As I drive along, I see other cars weaving from lane to lane, cutting off other cars, so that they can travel faster than their fellow travelers and get to their destination sooner. 

As I drive along, I notice that many of my fellow drivers are wearing headphones - making calls, listening to music,  and although its illegal, "texting" as they drive - oblivious to any other cars traveling along with them on the road.  

As I drive along I think to myself: "This is an icon of life in our own day - chaotic, dangerous, each person out to get what he or she needs and wants, caring little about anyone else." And it all frightens me, because it seems like we are heading downward on a very slippery slope.

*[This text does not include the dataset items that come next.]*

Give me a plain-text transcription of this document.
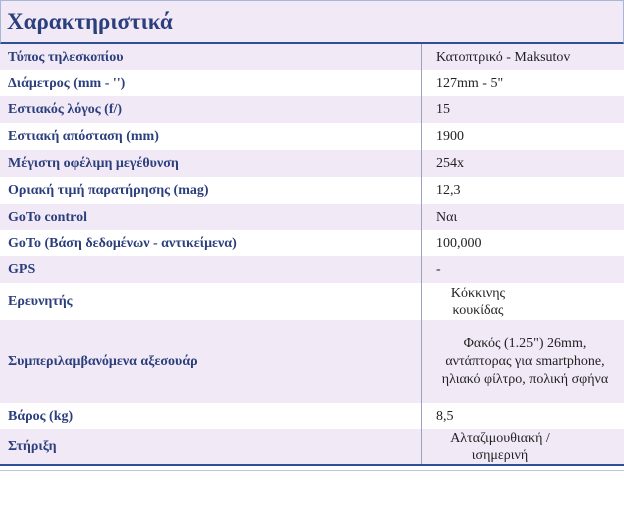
Χαρακτηριστικά
Τύπος τηλεσκοπίου	Κατοπτρικό - Maksutov
Διάμετρος (mm - '')	127mm - 5"
Εστιακός λόγος (f/)	15
Εστιακή απόσταση (mm)	1900
Μέγιστη οφέλιμη μεγέθυνση	254x
Οριακή τιμή παρατήρησης (mag)	12,3
GoTo control	Ναι
GoTo (Βάση δεδομένων - αντικείμενα)	100,000
GPS	-
Ερευνητής	Κόκκινης κουκίδας

Συμπεριλαμβανόμενα αξεσουάρ	Φακός (1.25") 26mm, αντάπτορας για smartphone, ηλιακό φίλτρο, πολική σφήνα

Βάρος (kg)	8,5
Στήριξη	Αλταζιμουθιακή / ισημερινή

As I see it, if we are to survive as a nation or as a species, we all need to learn how to travel together.  The whole world has become a global village in which we are all crowded together,  sitting side by side and shoulder to shoulder - people of different races, different ideologies, different political agendas, different religions, atheists and theists. We are all sitting next to one another in an ever-shrinking world on this little planet earth. 

In order to travel together well,  we need to put aside the rabid individualism that has infected our culture and think again about our fellow travelers; those who ride along next to us as we make our journey through life together. Today, more than ever, we need to reclaim our obligation to treat each other well  and to rebuke those who "indulge personal preferences at the expense of other passengers." 

Maybe Isaac Peebles' travel guide, "Politeness on Railroads" should be required reading for all of us.